Wanda Maximoff, also known as the Scarlet Witch, is Magneto’s daughter in the X-men and twin to Quicksilver. She starts off in the evil camp as one of the Brotherhood of Evil Mutants (Ah, the familial obligations of the children of supervillians!) and then joins the Avengers and comes to the side of good.  In addition to magic, she holds a mutant power, which is quite unusual–she controls probability. How cool is that?

Honorable mention.

Wai Lin, a James Bond Girl with rad martial arts skills, she actually kicked ass, not just stripped down as women in Bond movies are prone to do. The film: Tomorrow Never Dies.

Any other W’s welcome.  And for those of you doing the A to Z Challenge, keep blogging. We can do it.

Trinity vs Trillian for the T

Two dynamic female are battling it out to win the T position in the A to Z kick-ass Sci Fi/Fantasy challenge.

In the right corner, Trinity from Matrix fame. Black leather, heeled boots, martial artist, weapons master, master hacker (Don’t you just love it when they hand out brains with the black leather?)

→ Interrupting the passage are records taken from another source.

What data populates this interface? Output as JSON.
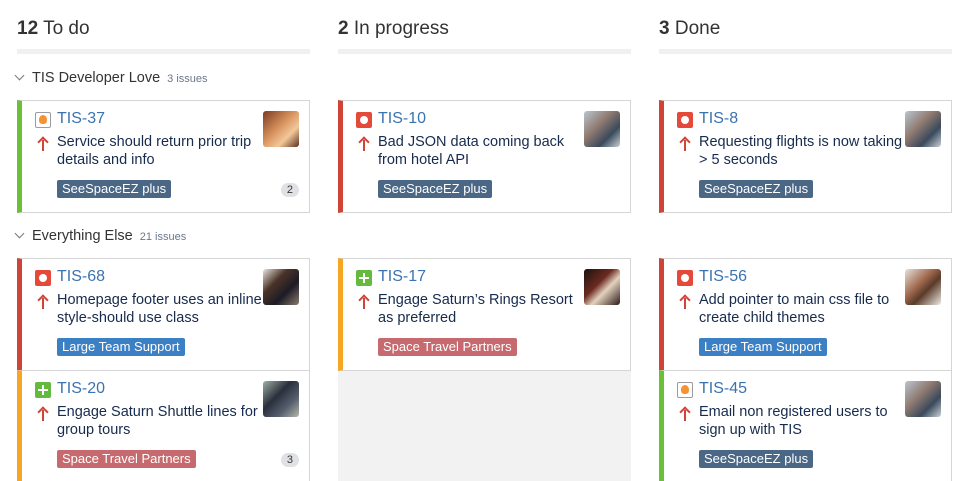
{
  "columns": [
    {
      "count": "12",
      "label": "To do"
    },
    {
      "count": "2",
      "label": "In progress"
    },
    {
      "count": "3",
      "label": "Done"
    }
  ],
  "swimlanes": [
    {
      "name": "TIS Developer Love",
      "issue_count": "3 issues"
    },
    {
      "name": "Everything Else",
      "issue_count": "21 issues"
    }
  ],
  "colors": {
    "bug_border": "#d04437",
    "feature_border": "#6ac036",
    "improvement_border": "#f6a623",
    "epic_blue": "#4a6785",
    "epic_bright_blue": "#3b7fc4",
    "epic_red": "#c66a6f"
  },
  "cards": {
    "tis37": {
      "key": "TIS-37",
      "summary": "Service should return prior trip details and info",
      "epic": "SeeSpaceEZ plus",
      "subtasks": "2",
      "issue_type": "improvement-icon",
      "priority": "priority-high-icon"
    },
    "tis10": {
      "key": "TIS-10",
      "summary": "Bad JSON data coming back from hotel API",
      "epic": "SeeSpaceEZ plus",
      "issue_type": "bug-icon",
      "priority": "priority-high-icon"
    },
    "tis8": {
      "key": "TIS-8",
      "summary": "Requesting flights is now taking > 5 seconds",
      "epic": "SeeSpaceEZ plus",
      "issue_type": "bug-icon",
      "priority": "priority-high-icon"
    },
    "tis68": {
      "key": "TIS-68",
      "summary": "Homepage footer uses an inline style-should use class",
      "epic": "Large Team Support",
      "issue_type": "bug-icon",
      "priority": "priority-high-icon"
    },
    "tis17": {
      "key": "TIS-17",
      "summary": "Engage Saturn’s Rings Resort as preferred",
      "epic": "Space Travel Partners",
      "issue_type": "new-feature-icon",
      "priority": "priority-high-icon"
    },
    "tis56": {
      "key": "TIS-56",
      "summary": "Add pointer to main css file to create child themes",
      "epic": "Large Team Support",
      "issue_type": "bug-icon",
      "priority": "priority-high-icon"
    },
    "tis20": {
      "key": "TIS-20",
      "summary": "Engage Saturn Shuttle lines for group tours",
      "epic": "Space Travel Partners",
      "subtasks": "3",
      "issue_type": "new-feature-icon",
      "priority": "priority-high-icon"
    },
    "tis45": {
      "key": "TIS-45",
      "summary": "Email non registered users to sign up with TIS",
      "epic": "SeeSpaceEZ plus",
      "issue_type": "improvement-icon",
      "priority": "priority-high-icon"
    }
  }
}
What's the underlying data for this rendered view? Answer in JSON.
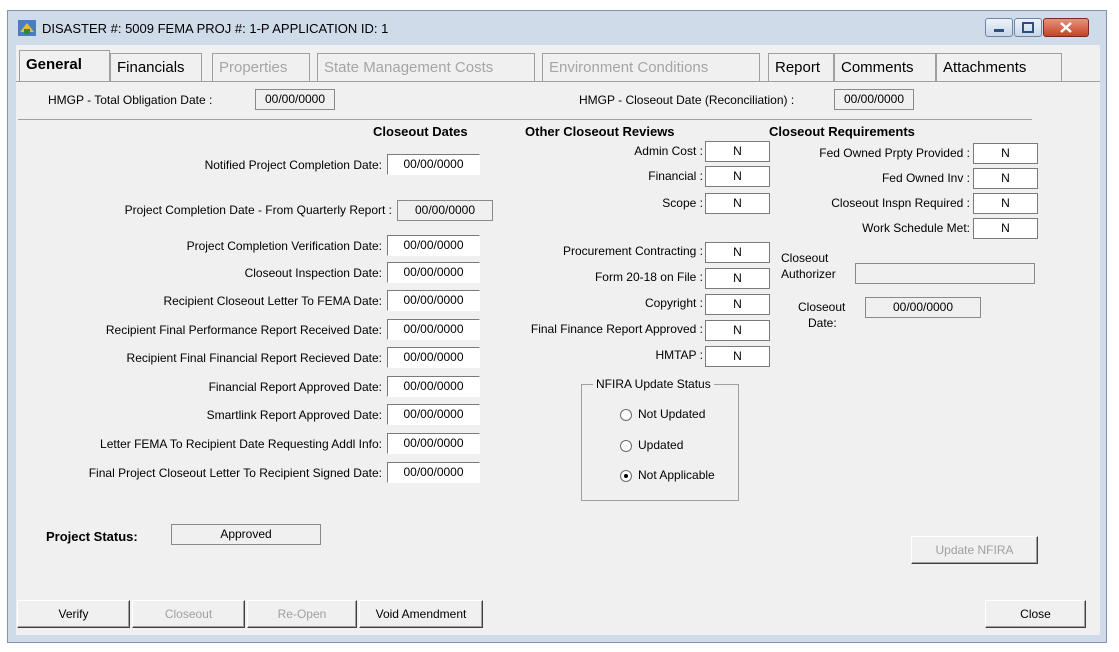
{
  "window": {
    "title": "DISASTER #: 5009  FEMA PROJ #: 1-P  APPLICATION ID: 1"
  },
  "tabs": [
    "General",
    "Financials",
    "Properties",
    "State Management Costs",
    "Environment Conditions",
    "Report",
    "Comments",
    "Attachments"
  ],
  "header": {
    "total_obligation_label": "HMGP - Total Obligation Date :",
    "total_obligation_value": "00/00/0000",
    "closeout_reconciliation_label": "HMGP - Closeout Date (Reconciliation) :",
    "closeout_reconciliation_value": "00/00/0000"
  },
  "closeout_dates": {
    "heading": "Closeout Dates",
    "rows": [
      {
        "label": "Notified Project  Completion Date:",
        "value": "00/00/0000"
      },
      {
        "label": "Project Completion Date - From Quarterly Report :",
        "value": "00/00/0000"
      },
      {
        "label": "Project Completion Verification Date:",
        "value": "00/00/0000"
      },
      {
        "label": "Closeout Inspection Date:",
        "value": "00/00/0000"
      },
      {
        "label": "Recipient Closeout  Letter To FEMA Date:",
        "value": "00/00/0000"
      },
      {
        "label": "Recipient Final Performance Report Received  Date:",
        "value": "00/00/0000"
      },
      {
        "label": "Recipient Final Financial Report Recieved Date:",
        "value": "00/00/0000"
      },
      {
        "label": "Financial Report Approved Date:",
        "value": "00/00/0000"
      },
      {
        "label": "Smartlink Report Approved Date:",
        "value": "00/00/0000"
      },
      {
        "label": "Letter FEMA To Recipient Date Requesting Addl Info:",
        "value": "00/00/0000"
      },
      {
        "label": "Final Project Closeout Letter To Recipient Signed Date:",
        "value": "00/00/0000"
      }
    ]
  },
  "other_reviews": {
    "heading": "Other Closeout Reviews",
    "rows": [
      {
        "label": "Admin Cost :",
        "value": "N"
      },
      {
        "label": "Financial :",
        "value": "N"
      },
      {
        "label": "Scope :",
        "value": "N"
      },
      {
        "label": "Procurement Contracting  :",
        "value": "N"
      },
      {
        "label": "Form 20-18 on File :",
        "value": "N"
      },
      {
        "label": "Copyright :",
        "value": "N"
      },
      {
        "label": "Final Finance Report Approved :",
        "value": "N"
      },
      {
        "label": "HMTAP :",
        "value": "N"
      }
    ]
  },
  "nfira": {
    "legend": "NFIRA Update Status",
    "options": [
      "Not Updated",
      "Updated",
      "Not Applicable"
    ],
    "selected": "Not Applicable"
  },
  "requirements": {
    "heading": "Closeout Requirements",
    "rows": [
      {
        "label": "Fed Owned Prpty Provided :",
        "value": "N"
      },
      {
        "label": "Fed Owned Inv :",
        "value": "N"
      },
      {
        "label": "Closeout Inspn Required :",
        "value": "N"
      },
      {
        "label": "Work Schedule Met:",
        "value": "N"
      }
    ],
    "authorizer_label_1": "Closeout",
    "authorizer_label_2": "Authorizer",
    "authorizer_value": "",
    "closeout_date_label_1": "Closeout",
    "closeout_date_label_2": "Date:",
    "closeout_date_value": "00/00/0000"
  },
  "project_status": {
    "label": "Project Status:",
    "value": "Approved"
  },
  "buttons": {
    "update_nfira": "Update NFIRA",
    "verify": "Verify",
    "closeout": "Closeout",
    "reopen": "Re-Open",
    "void_amendment": "Void Amendment",
    "close": "Close"
  }
}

In the left corner, Trillian, the only character with gumption in Douglas Adam’s A Hitchhiker’s Guide to the Galaxy, finding a way off of doomed earth and traveling throughout the galaxy. She was the voice of reason, intelligence and bravery, an oasis of courage in a desert of goofy. Did I mention she was a mathematician and an astrophysicist?

Honorable Mention

T’Pau, the Vulcan Minister, who oversaw Spock’s wedding, was the only Vulcan to turn down a seat on the Federation Council, and got her own story in the questionable series, Enterprise.  Frankly, she was one of the few (make it only) characters I actually liked in that series. Those episodes with her taunted us with a promise of what Enterprise could have been, but never achieved.